Operadora de plano de saúde não é obrigada a custear exame feito no exterior, decide STJ
A Terceira Turma do Superior Tribunal de Justiça (STJ) decidiu, por unanimidade, que as operadoras de planos de saúde não são obrigadas a custear exames realizados no exterior. Segundo o colegiado, a legislação de saúde suplementar restringe a cobertura a procedimentos feitos dentro do território nacional, a menos que haja uma cláusula contratual que explicitamente preveja a cobertura internacional.

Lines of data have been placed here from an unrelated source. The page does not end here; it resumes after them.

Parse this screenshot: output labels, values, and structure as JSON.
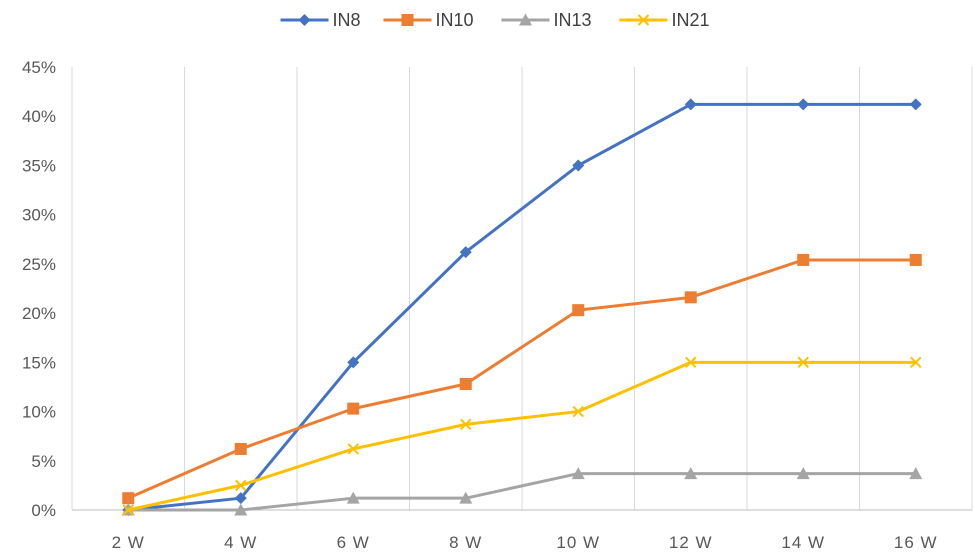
{
  "chart_data": {
    "type": "line",
    "title": "",
    "xlabel": "",
    "ylabel": "",
    "categories": [
      "2 W",
      "4 W",
      "6 W",
      "8 W",
      "10 W",
      "12 W",
      "14 W",
      "16 W"
    ],
    "ylim": [
      0,
      45
    ],
    "yticks": [
      "0%",
      "5%",
      "10%",
      "15%",
      "20%",
      "25%",
      "30%",
      "35%",
      "40%",
      "45%"
    ],
    "grid": "vertical",
    "legend_position": "top",
    "series": [
      {
        "name": "IN8",
        "color": "#4472c4",
        "marker": "diamond",
        "values": [
          0,
          1.2,
          15,
          26.2,
          35,
          41.2,
          41.2,
          41.2
        ]
      },
      {
        "name": "IN10",
        "color": "#ed7d31",
        "marker": "square",
        "values": [
          1.2,
          6.2,
          10.3,
          12.8,
          20.3,
          21.6,
          25.4,
          25.4
        ]
      },
      {
        "name": "IN13",
        "color": "#a5a5a5",
        "marker": "triangle",
        "values": [
          0,
          0,
          1.2,
          1.2,
          3.7,
          3.7,
          3.7,
          3.7
        ]
      },
      {
        "name": "IN21",
        "color": "#ffc000",
        "marker": "x",
        "values": [
          0,
          2.5,
          6.2,
          8.7,
          10,
          15,
          15,
          15
        ]
      }
    ]
  }
}
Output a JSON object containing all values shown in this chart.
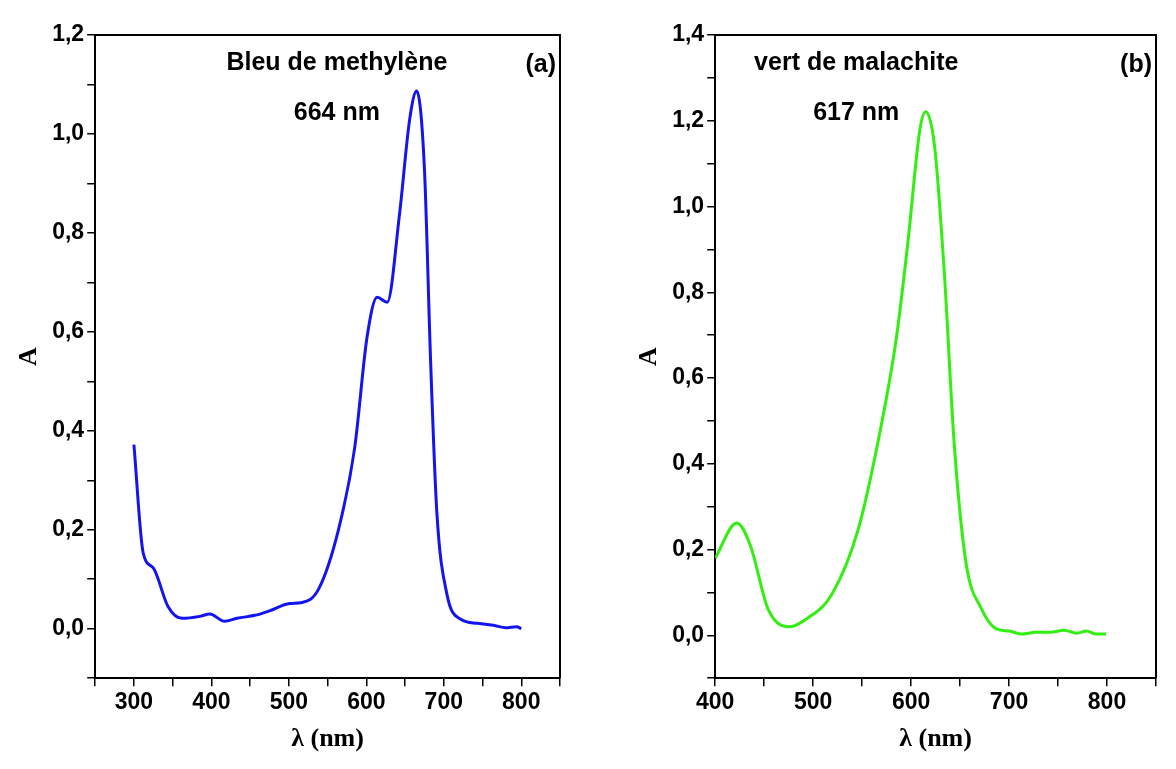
{
  "chart_data": [
    {
      "type": "line",
      "xlabel": "λ (nm)",
      "ylabel": "A",
      "annotations": [
        "Bleu de methylène",
        "664 nm",
        "(a)"
      ],
      "marker": "none",
      "legend": false,
      "grid": false,
      "x": [
        300,
        312,
        325,
        344,
        362,
        385,
        398,
        417,
        433,
        459,
        475,
        501,
        517,
        538,
        564,
        585,
        601,
        614,
        627,
        643,
        656,
        665,
        675,
        683,
        691,
        704,
        722,
        743,
        764,
        780,
        794,
        800
      ],
      "series": [
        {
          "color": "#1414f0",
          "values": [
            0.372,
            0.153,
            0.123,
            0.045,
            0.021,
            0.025,
            0.03,
            0.015,
            0.021,
            0.028,
            0.036,
            0.051,
            0.053,
            0.079,
            0.2,
            0.366,
            0.59,
            0.67,
            0.66,
            0.84,
            1.03,
            1.087,
            0.93,
            0.54,
            0.236,
            0.07,
            0.019,
            0.011,
            0.007,
            0.002,
            0.004,
            0.0
          ]
        }
      ],
      "xlim": [
        250,
        850
      ],
      "ylim": [
        -0.1,
        1.2
      ],
      "xticks": [
        {
          "value": 250,
          "label": null
        },
        300,
        {
          "value": 350,
          "label": null
        },
        400,
        {
          "value": 450,
          "label": null
        },
        500,
        {
          "value": 550,
          "label": null
        },
        600,
        {
          "value": 650,
          "label": null
        },
        700,
        {
          "value": 750,
          "label": null
        },
        800,
        {
          "value": 850,
          "label": null
        }
      ],
      "yticks": [
        {
          "value": -0.1,
          "label": null
        },
        {
          "value": 0,
          "label": "0,0"
        },
        {
          "value": 0.1,
          "label": null
        },
        {
          "value": 0.2,
          "label": "0,2"
        },
        {
          "value": 0.3,
          "label": null
        },
        {
          "value": 0.4,
          "label": "0,4"
        },
        {
          "value": 0.5,
          "label": null
        },
        {
          "value": 0.6,
          "label": "0,6"
        },
        {
          "value": 0.7,
          "label": null
        },
        {
          "value": 0.8,
          "label": "0,8"
        },
        {
          "value": 0.9,
          "label": null
        },
        {
          "value": 1.0,
          "label": "1,0"
        },
        {
          "value": 1.1,
          "label": null
        },
        {
          "value": 1.2,
          "label": "1,2"
        }
      ]
    },
    {
      "type": "line",
      "xlabel": "λ (nm)",
      "ylabel": "A",
      "annotations": [
        "vert de malachite",
        "617 nm",
        "(b)"
      ],
      "marker": "none",
      "legend": false,
      "grid": false,
      "x": [
        400,
        422,
        436,
        454,
        476,
        495,
        519,
        546,
        570,
        585,
        597,
        609,
        615,
        624,
        634,
        644,
        656,
        672,
        687,
        700,
        713,
        727,
        742,
        756,
        769,
        779,
        789,
        799
      ],
      "series": [
        {
          "color": "#33ee11",
          "values": [
            0.18,
            0.262,
            0.209,
            0.061,
            0.02,
            0.041,
            0.095,
            0.247,
            0.495,
            0.694,
            0.922,
            1.18,
            1.221,
            1.14,
            0.842,
            0.447,
            0.17,
            0.061,
            0.015,
            0.01,
            0.003,
            0.007,
            0.007,
            0.012,
            0.005,
            0.01,
            0.003,
            0.003
          ]
        }
      ],
      "xlim": [
        400,
        850
      ],
      "ylim": [
        -0.1,
        1.4
      ],
      "xticks": [
        400,
        {
          "value": 450,
          "label": null
        },
        500,
        {
          "value": 550,
          "label": null
        },
        600,
        {
          "value": 650,
          "label": null
        },
        700,
        {
          "value": 750,
          "label": null
        },
        800,
        {
          "value": 850,
          "label": null
        }
      ],
      "yticks": [
        {
          "value": -0.1,
          "label": null
        },
        {
          "value": 0,
          "label": "0,0"
        },
        {
          "value": 0.1,
          "label": null
        },
        {
          "value": 0.2,
          "label": "0,2"
        },
        {
          "value": 0.3,
          "label": null
        },
        {
          "value": 0.4,
          "label": "0,4"
        },
        {
          "value": 0.5,
          "label": null
        },
        {
          "value": 0.6,
          "label": "0,6"
        },
        {
          "value": 0.7,
          "label": null
        },
        {
          "value": 0.8,
          "label": "0,8"
        },
        {
          "value": 0.9,
          "label": null
        },
        {
          "value": 1.0,
          "label": "1,0"
        },
        {
          "value": 1.1,
          "label": null
        },
        {
          "value": 1.2,
          "label": "1,2"
        },
        {
          "value": 1.3,
          "label": null
        },
        {
          "value": 1.4,
          "label": "1,4"
        }
      ]
    }
  ]
}
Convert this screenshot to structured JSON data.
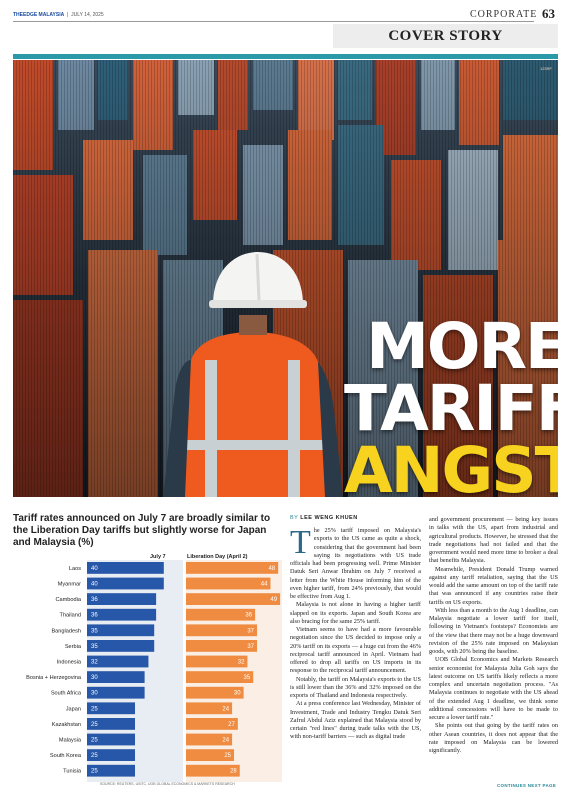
{
  "header": {
    "masthead_brand": "THEEDGE MALAYSIA",
    "masthead_date": "JULY 14, 2025",
    "section": "CORPORATE",
    "page_number": "63",
    "cover_label": "COVER STORY"
  },
  "hero": {
    "photo_credit": "123RF",
    "headline_line1": "MORE",
    "headline_line2": "TARIFF",
    "headline_line3": "ANGST"
  },
  "chart": {
    "title": "Tariff rates announced on July 7 are broadly similar to the Liberation Day tariffs but slightly worse for Japan and Malaysia (%)",
    "legend_july": "July 7",
    "legend_lib": "Liberation Day (April 2)",
    "source": "SOURCE: REUTERS, USITC, UOB GLOBAL ECONOMICS & MARKETS RESEARCH"
  },
  "chart_data": {
    "type": "bar",
    "categories": [
      "Laos",
      "Myanmar",
      "Cambodia",
      "Thailand",
      "Bangladesh",
      "Serbia",
      "Indonesia",
      "Bosnia + Herzegovina",
      "South Africa",
      "Japan",
      "Kazakhstan",
      "Malaysia",
      "South Korea",
      "Tunisia"
    ],
    "series": [
      {
        "name": "July 7",
        "values": [
          40,
          40,
          36,
          36,
          35,
          35,
          32,
          30,
          30,
          25,
          25,
          25,
          25,
          25
        ]
      },
      {
        "name": "Liberation Day (April 2)",
        "values": [
          48,
          44,
          49,
          36,
          37,
          37,
          32,
          35,
          30,
          24,
          27,
          24,
          25,
          28
        ]
      }
    ],
    "colors": {
      "july": "#2757a8",
      "liberation": "#ef8c42"
    },
    "xlim": [
      0,
      50
    ]
  },
  "article": {
    "byline_prefix": "BY",
    "author": "LEE WENG KHUEN",
    "dropcap": "T",
    "col1": [
      "he 25% tariff imposed on Malaysia's exports to the US came as quite a shock, considering that the government had been saying its negotiations with US trade officials had been progressing well. Prime Minister Datuk Seri Anwar Ibrahim on July 7 received a letter from the White House informing him of the even higher tariff, from 24% previously, that would be effective from Aug 1.",
      "Malaysia is not alone in having a higher tariff slapped on its exports. Japan and South Korea are also bracing for the same 25% tariff.",
      "Vietnam seems to have had a more favourable negotiation since the US decided to impose only a 20% tariff on its exports — a huge cut from the 46% reciprocal tariff announced in April. Vietnam had offered to drop all tariffs on US imports in its response to the reciprocal tariff announcement.",
      "Notably, the tariff on Malaysia's exports to the US is still lower than the 36% and 32% imposed on the exports of Thailand and Indonesia respectively.",
      "At a press conference last Wednesday, Minister of Investment, Trade and Industry Tengku Datuk Seri Zafrul Abdul Aziz explained that Malaysia stood by certain \"red lines\" during trade talks with the US, with non-tariff barriers — such as digital trade"
    ],
    "col2": [
      "and government procurement — being key issues in talks with the US, apart from industrial and agricultural products. However, he stressed that the trade negotiations had not failed and that the government would need more time to broker a deal that benefits Malaysia.",
      "Meanwhile, President Donald Trump warned against any tariff retaliation, saying that the US would add the same amount on top of the tariff rate that was announced if any countries raise their tariffs on US exports.",
      "With less than a month to the Aug 1 deadline, can Malaysia negotiate a lower tariff for itself, following in Vietnam's footsteps? Economists are of the view that there may not be a huge downward revision of the 25% rate imposed on Malaysian goods, with 20% being the baseline.",
      "UOB Global Economics and Markets Research senior economist for Malaysia Julia Goh says the latest outcome on US tariffs likely reflects a more complex and uncertain negotiation process. \"As Malaysia continues to negotiate with the US ahead of the extended Aug 1 deadline, we think some additional concessions will have to be made to secure a lower tariff rate.\"",
      "She points out that going by the tariff rates on other Asean countries, it does not appear that the rate imposed on Malaysia can be lowered significantly."
    ],
    "continues": "CONTINUES NEXT PAGE"
  }
}
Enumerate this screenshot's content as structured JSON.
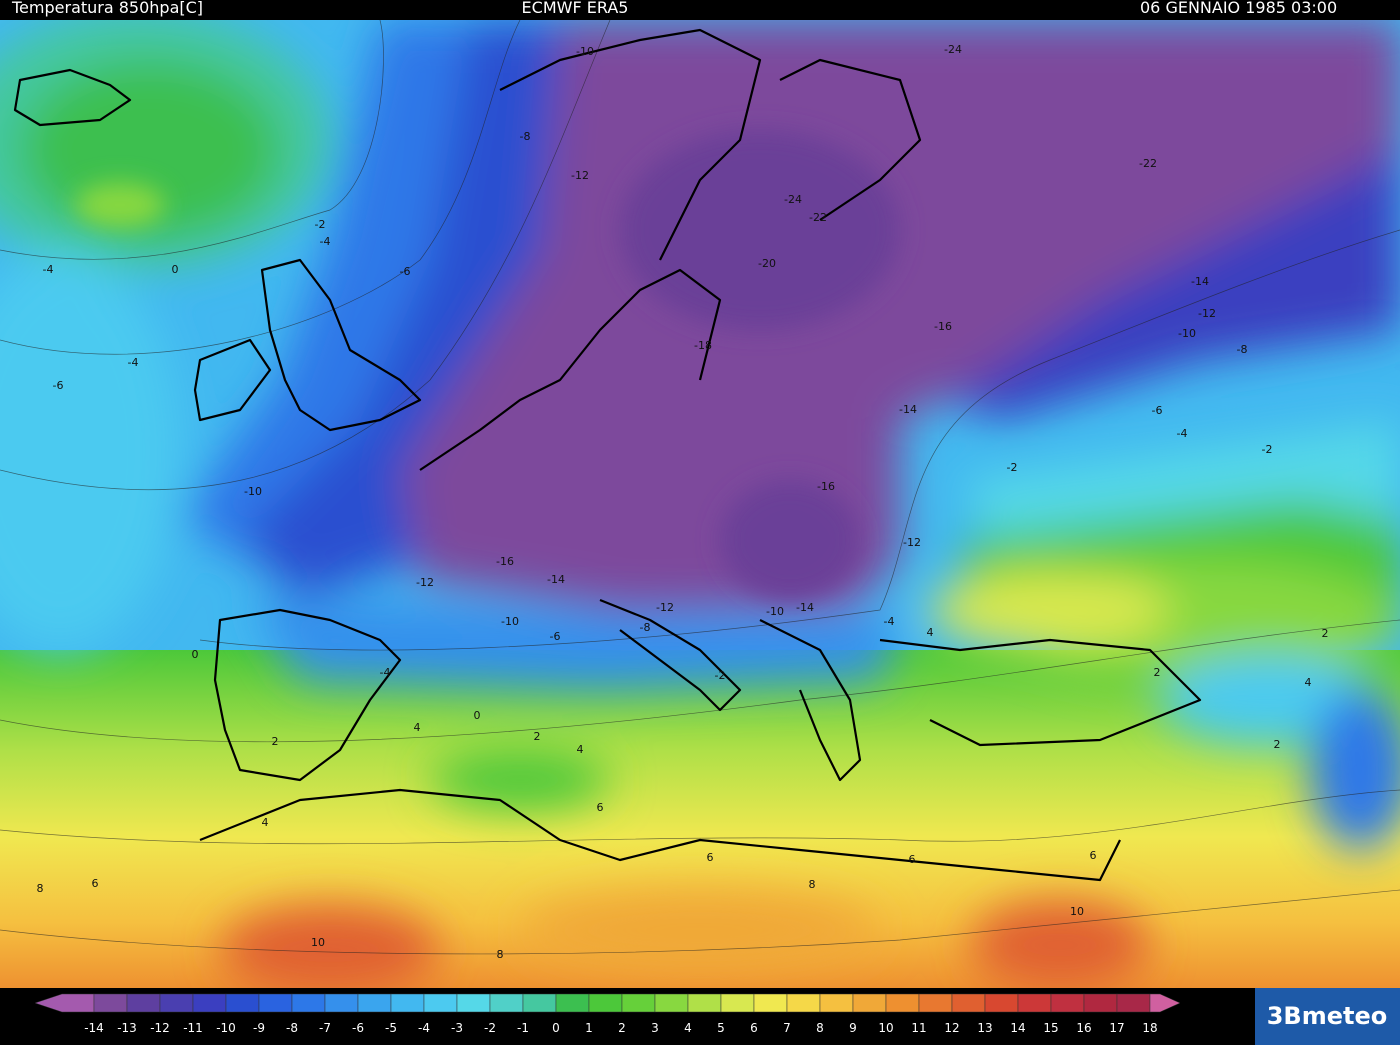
{
  "header": {
    "left": "Temperatura 850hpa[C]",
    "center": "ECMWF ERA5",
    "right": "06 GENNAIO 1985 03:00"
  },
  "map": {
    "contour_labels": [
      "-10",
      "-8",
      "-12",
      "-2",
      "-4",
      "-4",
      "0",
      "-6",
      "-4",
      "-6",
      "-10",
      "-12",
      "-16",
      "-14",
      "-10",
      "-6",
      "-8",
      "-12",
      "-10",
      "-14",
      "0",
      "-4",
      "-2",
      "2",
      "4",
      "0",
      "2",
      "4",
      "6",
      "4",
      "6",
      "8",
      "10",
      "8",
      "6",
      "8",
      "6",
      "10",
      "-24",
      "-22",
      "-24",
      "-22",
      "-20",
      "-18",
      "-16",
      "-14",
      "-12",
      "-10",
      "-8",
      "-14",
      "-16",
      "-12",
      "-6",
      "-4",
      "-2",
      "-2",
      "-4",
      "4",
      "2",
      "2",
      "4",
      "2",
      "6"
    ]
  },
  "colorbar": {
    "labels": [
      -14,
      -13,
      -12,
      -11,
      -10,
      -9,
      -8,
      -7,
      -6,
      -5,
      -4,
      -3,
      -2,
      -1,
      0,
      1,
      2,
      3,
      4,
      5,
      6,
      7,
      8,
      9,
      10,
      11,
      12,
      13,
      14,
      15,
      16,
      17,
      18
    ],
    "colors": [
      "#a45aae",
      "#7d4a9c",
      "#5e3fa0",
      "#4a3fb0",
      "#3b3fc0",
      "#2a4fd0",
      "#2a63e0",
      "#2d78e8",
      "#3590ec",
      "#3aa5ee",
      "#42b8f0",
      "#4ccaf0",
      "#55d8e8",
      "#50d0c8",
      "#45c8a0",
      "#3cbf50",
      "#4cc83a",
      "#66d03a",
      "#88d840",
      "#b0e048",
      "#d8e850",
      "#f0e850",
      "#f5d848",
      "#f5c040",
      "#f0a838",
      "#ee9030",
      "#e87830",
      "#e06030",
      "#d84830",
      "#cc3838",
      "#c03040",
      "#b02840",
      "#a82848",
      "#d060a0"
    ]
  },
  "logo": "3Bmeteo"
}
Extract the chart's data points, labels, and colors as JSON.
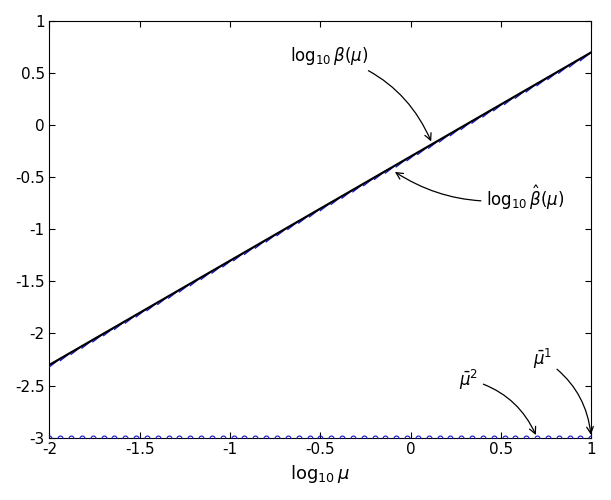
{
  "xlim": [
    -2,
    1
  ],
  "ylim": [
    -3,
    1
  ],
  "xlabel": "$\\log_{10} \\mu$",
  "xticks": [
    -2,
    -1.5,
    -1,
    -0.5,
    0,
    0.5,
    1
  ],
  "yticks": [
    -3,
    -2.5,
    -2,
    -1.5,
    -1,
    -0.5,
    0,
    0.5,
    1
  ],
  "beta_color": "#000000",
  "beta_hat_color": "#1111CC",
  "circle_color": "#1111CC",
  "n_segments": 50,
  "tau": 0.75,
  "log_mu_min": -2,
  "log_mu_max": 1,
  "y_floor": -3,
  "figsize": [
    6.11,
    5.0
  ],
  "dpi": 100
}
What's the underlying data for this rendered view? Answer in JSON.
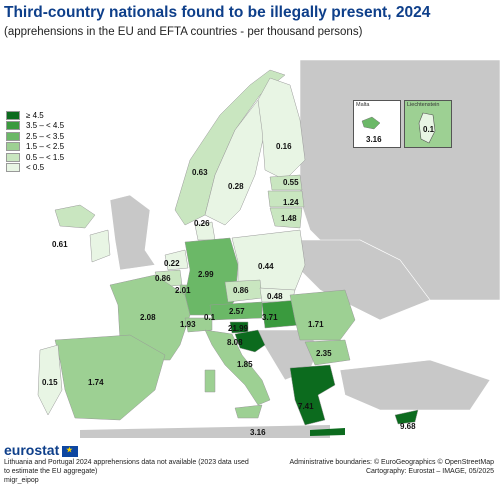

A decisão foi proferida no caso de uma paciente que buscou na Justiça o custeio de um teste genômico, indicado por sua médica. O exame, realizado fora do país, teve a cobertura negada pela operadora de saúde, que argumentou que o procedimento não estava previsto no rol da Agência Nacional de Saúde Suplementar (ANS) e que não havia obrigação legal para cobrir serviços prestados fora do Brasil.
DIVERGÊNCIA
Enquanto a ação foi julgada procedente em primeira e segunda instâncias, o STJ reverteu a decisão. O Tribunal de Justiça de São Paulo (TJ-SP) havia considerado irrelevante o fato de o exame ser realizado no exterior, uma vez que a coleta do material ocorreu em território nacional. O TJ-SP também entendeu que a ausência de um exame equivalente no país e a exigência de prescrição por médico geneticista não deveriam impedir a cobertura.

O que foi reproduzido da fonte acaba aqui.